Sleep therapist shares little-known root that could be the key to a peaceful night's sleep

An expert has disclosed that valerian root could be the herbal key to unlocking a blissful night’s sleep, as half of Britons toss and turn in frustration.

A survey by Kalms Herbal Remedies has brought to light the sleep struggles faced by many across the UK, prompting sleep specialist Dr Nerina Ramlakhan to share her top advice for securing the rest we all crave.

Dr Ramlakhan, a seasoned physiologist, has shone a spotlight on an often-overlooked herbal hero: valerian root.

This natural aid boasts centuries-old recognition for its potent “sleep-inducing properties” that foster calmness while tackling stress and anxiety, notorious for sabotaging our slumber.

Available in various forms such as essential oils, gummies, teas, and even hot chocolate, valerian root is versatile in its use.

The sleep guru advocates for herbal solutions available over the counter for those wrestling with restless nights, pointing out that they not only assist in maintaining sleep throughout the night but also come with fewer morning-after side effects.

In addition to valerian root, Dr Ramlakhan underscores the importance of four other sleep-enhancing strategies, with a regular sleep routine topping the list.

Adhering to a consistent bedtime can synchronize your body clock, which is instrumental in not just falling asleep swiftly but also enhancing the overall quality of sleep.

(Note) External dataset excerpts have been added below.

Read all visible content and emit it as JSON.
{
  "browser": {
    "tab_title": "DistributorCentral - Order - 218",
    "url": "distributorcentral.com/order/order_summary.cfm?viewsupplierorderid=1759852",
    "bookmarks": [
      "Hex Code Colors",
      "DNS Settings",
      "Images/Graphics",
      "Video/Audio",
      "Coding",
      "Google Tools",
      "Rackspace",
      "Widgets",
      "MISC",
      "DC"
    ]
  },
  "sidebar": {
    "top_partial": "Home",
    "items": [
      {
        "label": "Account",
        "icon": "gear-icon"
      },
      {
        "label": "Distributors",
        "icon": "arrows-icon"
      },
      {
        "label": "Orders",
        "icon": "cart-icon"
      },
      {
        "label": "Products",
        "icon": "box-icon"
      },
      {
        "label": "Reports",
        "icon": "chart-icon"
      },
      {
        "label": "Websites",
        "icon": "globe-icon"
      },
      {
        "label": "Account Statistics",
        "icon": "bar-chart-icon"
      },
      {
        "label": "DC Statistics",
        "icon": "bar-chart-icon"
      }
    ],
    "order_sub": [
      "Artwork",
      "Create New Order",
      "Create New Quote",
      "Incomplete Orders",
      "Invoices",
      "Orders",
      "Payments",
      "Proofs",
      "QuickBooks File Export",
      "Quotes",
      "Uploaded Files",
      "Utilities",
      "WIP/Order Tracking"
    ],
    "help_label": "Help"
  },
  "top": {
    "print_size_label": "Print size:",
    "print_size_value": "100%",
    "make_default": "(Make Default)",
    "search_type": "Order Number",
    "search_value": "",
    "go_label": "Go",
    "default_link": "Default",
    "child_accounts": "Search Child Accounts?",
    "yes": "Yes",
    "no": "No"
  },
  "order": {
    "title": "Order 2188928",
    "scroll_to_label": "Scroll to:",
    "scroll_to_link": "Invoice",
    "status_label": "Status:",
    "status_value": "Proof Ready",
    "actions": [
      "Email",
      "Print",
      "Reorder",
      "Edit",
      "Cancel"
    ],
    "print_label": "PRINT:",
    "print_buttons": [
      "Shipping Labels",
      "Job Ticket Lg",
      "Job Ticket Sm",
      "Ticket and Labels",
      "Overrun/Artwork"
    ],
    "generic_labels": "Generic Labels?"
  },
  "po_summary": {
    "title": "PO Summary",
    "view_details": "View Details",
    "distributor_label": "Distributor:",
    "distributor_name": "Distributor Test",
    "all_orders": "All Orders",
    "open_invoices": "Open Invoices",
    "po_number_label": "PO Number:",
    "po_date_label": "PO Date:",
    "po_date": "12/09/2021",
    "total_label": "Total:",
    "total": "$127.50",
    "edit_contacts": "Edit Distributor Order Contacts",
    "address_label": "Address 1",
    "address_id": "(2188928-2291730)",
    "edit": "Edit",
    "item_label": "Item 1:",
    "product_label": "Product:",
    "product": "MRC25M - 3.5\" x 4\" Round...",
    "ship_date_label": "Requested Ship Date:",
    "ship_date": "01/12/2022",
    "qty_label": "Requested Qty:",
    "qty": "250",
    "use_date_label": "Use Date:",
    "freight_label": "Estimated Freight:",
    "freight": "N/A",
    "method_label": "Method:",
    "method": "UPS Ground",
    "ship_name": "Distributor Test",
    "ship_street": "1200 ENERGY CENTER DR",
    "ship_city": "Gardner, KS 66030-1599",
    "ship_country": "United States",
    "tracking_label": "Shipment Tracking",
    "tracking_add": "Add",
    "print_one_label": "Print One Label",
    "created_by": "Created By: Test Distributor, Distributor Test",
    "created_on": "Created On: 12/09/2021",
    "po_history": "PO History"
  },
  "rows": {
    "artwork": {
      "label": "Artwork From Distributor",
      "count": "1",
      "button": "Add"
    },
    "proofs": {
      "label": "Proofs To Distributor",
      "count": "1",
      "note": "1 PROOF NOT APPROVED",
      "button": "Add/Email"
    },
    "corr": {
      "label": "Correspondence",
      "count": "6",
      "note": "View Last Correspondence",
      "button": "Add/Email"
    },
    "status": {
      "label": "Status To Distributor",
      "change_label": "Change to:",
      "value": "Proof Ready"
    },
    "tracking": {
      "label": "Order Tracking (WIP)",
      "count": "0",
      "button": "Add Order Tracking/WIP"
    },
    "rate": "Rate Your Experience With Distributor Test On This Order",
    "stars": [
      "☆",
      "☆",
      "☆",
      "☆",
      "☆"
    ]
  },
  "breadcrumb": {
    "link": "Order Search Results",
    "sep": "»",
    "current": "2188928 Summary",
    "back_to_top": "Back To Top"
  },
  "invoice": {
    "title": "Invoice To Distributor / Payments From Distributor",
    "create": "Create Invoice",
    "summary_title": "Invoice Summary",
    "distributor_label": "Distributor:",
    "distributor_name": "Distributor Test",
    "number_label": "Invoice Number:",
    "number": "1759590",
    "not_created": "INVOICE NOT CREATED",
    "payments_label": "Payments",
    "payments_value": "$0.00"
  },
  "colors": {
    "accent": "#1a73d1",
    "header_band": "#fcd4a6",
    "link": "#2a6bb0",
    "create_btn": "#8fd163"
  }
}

Having a bedtime routine or ritual that’s conducive to a peaceful night is also pivotal, with the doctor recommending people incorporate practices like deep breathing, meditation, reading or a warm bath.

Incorporating this as a consistent routine can indicate to the body when it’s time to rest.

The doctor advised people to invest in comfortable mattresses, pillows, blackout curtains, white noise machines, earplugs, or anything else they think will make their sleep environment more conducive to sleep, noting that they should be aiming to keep it cool, dark and quiet.

Lastly, the sleep therapist strongly advised minimising screen time and stimulants before bed, including the likes of heavy meals, nicotine and alcohol as these can disrupt sleeping patterns.

Similarly, blue light from electronics can interfere with melatonin production, the hormone that regulates sleep in the body.